My 2 goats are not related. I got the 1 yr old in January, and the 4 month old in April.


----------



## KW Farms (Jun 21, 2008)

I would up the feed. Is 1/4 per goat or for the pair? I would be feeding about 1 flake per goat per day at least. It's good if they have feed left over...they'll munch on it throughout the day and night. If they're cleaning up all their food...they're not getting enough. 

Try feeding 2x daily though instead of 3x. This way they are a little less expecting of you to feed them every time you go out to the pen.


----------



## MindieRose (Apr 28, 2011)

It doesn't matter how often I feed mine, my nubian and one of the nubian x's will holler anytime they see me, or any other person. My pb nubian has done it since we got her as a baby a couple of years ago. It's like they are saying "HEY LOOK AT ME! COME SEE ME!". Its so high pitched and sooooo loud. I wish I knew a way to quiet them some. They can have food in there with them and they will do it.


----------



## Hidden Waters Farm (Oct 3, 2010)

I also have some screaming Nigerians! They are loud and very persistent about it.
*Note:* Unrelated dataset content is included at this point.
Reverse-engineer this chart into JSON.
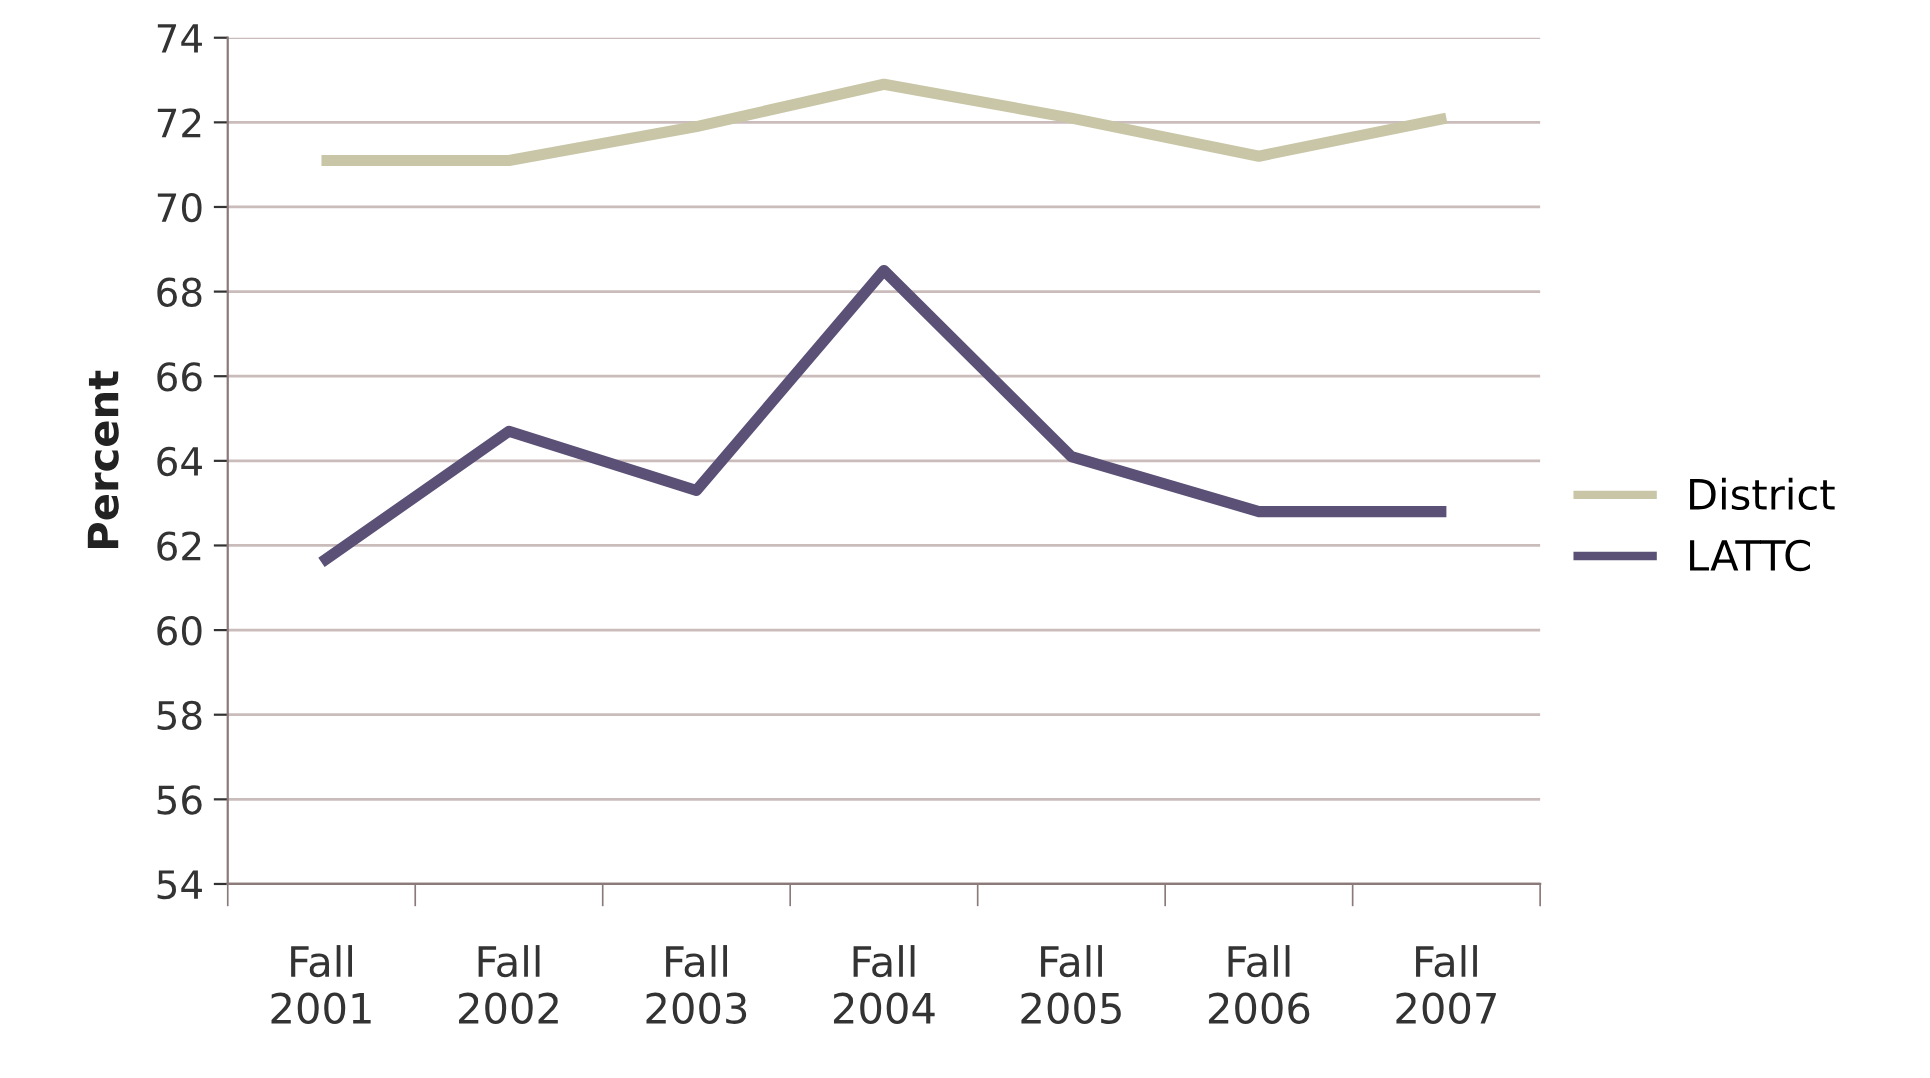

I have a friend who is biased that Nubians are loud and annoying, The look on her face was priceless when she figured out all that noise was coming for the Nigerians and Not the Nubians.


----------



## nubians2 (Feb 20, 2011)

Last year when I got my first two nubian goats my wether screamed so much I told my husband if he keeps it up we will have to sell him. It seemed like he had plenty of food, but it wasn't until we built a manger that he could eat out of any time did he settle down. He was big for his age and I think ate more than most. I also saw hay available but didn't realize the quantity that they waste. It was a real learning experience for me. He still yells when I am outside but I expect that now. He can get quite insistent at times because it will start out with an occasional "Ma" with a casual voice then work its way up to a high pitch insistent voice which is a scream. He is the one with the most personality out of all my goats. He is also the biggest baby of all of them (typical boy).


----------